B) DON’T TAKE MANAGED SERVICES AS A SURE BET

It is cool to get many things managed. We would not be able to provide what we provide without the whole bunch of managed services. However, this comfort still bears risks. Technical debt may also be accumulated here. The fact that the change of the certificate stack could not be reverted, has not been clear until the desire has occured! A more sorrow testing and risk management even on the managed services could do good.

C) IT IS GOOD TO RUN OPEN SOURCE

We never would have been able to get from any software vendor in that short time. Due to the ability to look into the sources it has been possible to identify the failing position quiet fast. Talking to not involved people and getting their buyin would have taken much longer. And maybe it would not even have solved the problem, since this has been caused by another issue created ages back on our side.

Posted Feb 17, 2022 - 14:03 CET

Resolved

We are happy to confirm the final resolution of the issue!
A sound postmortem will follow.
Sorry for any inconvenience caused.

Posted Feb 05, 2022 - 17:09 CET

Update

To keep you updated:
We have provided a secured version of the service. But during upgrade we ran into difficulties with provided upgrade routine on data side. Currently we are analysing the issues. Most likely we will revert to the last known good. A detailed postmortem will be provided afterwards.
PLEASE NOTE: This only impacts users login into the service through a third party authentication mechanism! Users with direct login to the TrustSource service or API usage are not impacted.

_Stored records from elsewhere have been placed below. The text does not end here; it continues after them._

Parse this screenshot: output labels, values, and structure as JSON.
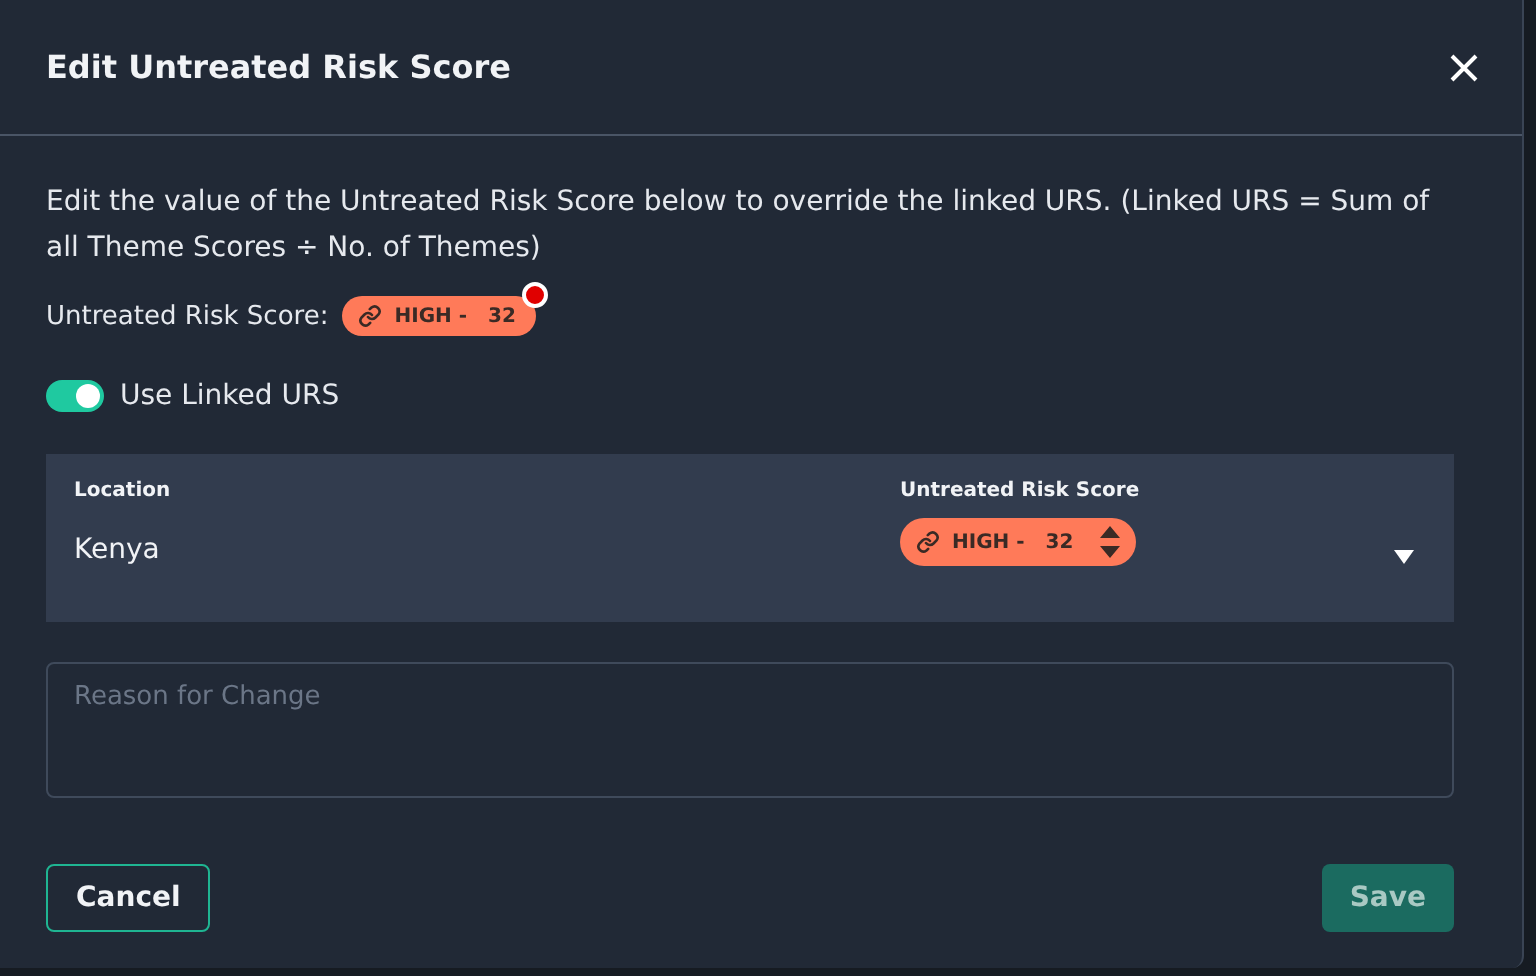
{
  "dialog": {
    "title": "Edit Untreated Risk Score"
  },
  "description": "Edit the value of the Untreated Risk Score below to override the linked URS. (Linked URS = Sum of all Theme Scores ÷ No. of Themes)",
  "score": {
    "label": "Untreated Risk Score:",
    "rating": "HIGH -",
    "value": "32",
    "changed": true
  },
  "use_linked": {
    "label": "Use Linked URS",
    "on": true
  },
  "table": {
    "columns": [
      "Location",
      "Untreated Risk Score"
    ],
    "rows": [
      {
        "location": "Kenya",
        "rating": "HIGH -",
        "value": "32"
      }
    ]
  },
  "reason": {
    "placeholder": "Reason for Change"
  },
  "buttons": [
    {
      "label": "Cancel",
      "kind": "secondary",
      "disabled": false
    },
    {
      "label": "Save",
      "kind": "primary",
      "disabled": true
    }
  ]
}
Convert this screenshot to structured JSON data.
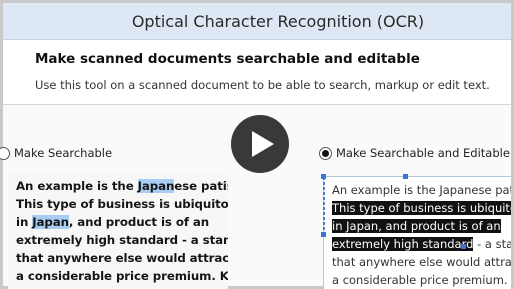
{
  "window": {
    "title": "Optical Character Recognition (OCR)"
  },
  "header": {
    "heading": "Make scanned documents searchable and editable",
    "description": "Use this tool on a scanned document to be able to search, markup or edit text."
  },
  "options": {
    "left_label": "Make Searchable",
    "left_selected": false,
    "right_label": "Make Searchable and Editable",
    "right_selected": true
  },
  "scanned_preview": {
    "lines": [
      {
        "pre": "An example is the ",
        "hl": "Japan",
        "post": "ese patisserie."
      },
      {
        "pre": "This type of business is ubiquitous",
        "hl": "",
        "post": ""
      },
      {
        "pre": "in ",
        "hl": "Japan",
        "post": ", and product is of an"
      },
      {
        "pre": "extremely high standard - a standard",
        "hl": "",
        "post": ""
      },
      {
        "pre": "that anywhere else would attract",
        "hl": "",
        "post": ""
      },
      {
        "pre": "a considerable price premium. Key",
        "hl": "",
        "post": ""
      }
    ]
  },
  "ocr_preview": {
    "lines": [
      {
        "selected": "",
        "rest": "An example is the Japanese patisserie."
      },
      {
        "selected": "This type of business is ubiquitous",
        "rest": ""
      },
      {
        "selected": "in Japan, and product is of an",
        "rest": ""
      },
      {
        "selected": "extremely high standard",
        "rest": " - a standard"
      },
      {
        "selected": "",
        "rest": "that anywhere else would attract"
      },
      {
        "selected": "",
        "rest": "a considerable price premium. Key"
      }
    ]
  },
  "video": {
    "icon": "play-icon"
  },
  "colors": {
    "titlebar": "#dde8f4",
    "highlight": "#a9cdf2",
    "selection": "#111111",
    "handle": "#3b74d9"
  }
}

Posted Feb 04, 2022 - 08:12 CET

Monitoring

We had to shutdown the IDM service to protect system integrity due to a recently announced vulnerability in the infrastructure we are using. There is a patch available which we are currently applying. We expect the service to be available again later today. We will notify you accordingly.
If you are using TrustSource with TrustSource logins or are using API keys for communication with the service, this issue will not impact you. This is just impacting users of the Identity Management Service.

Posted Feb 03, 2022 - 15:06 CET

This incident affected: TrustSource Services (Core Service).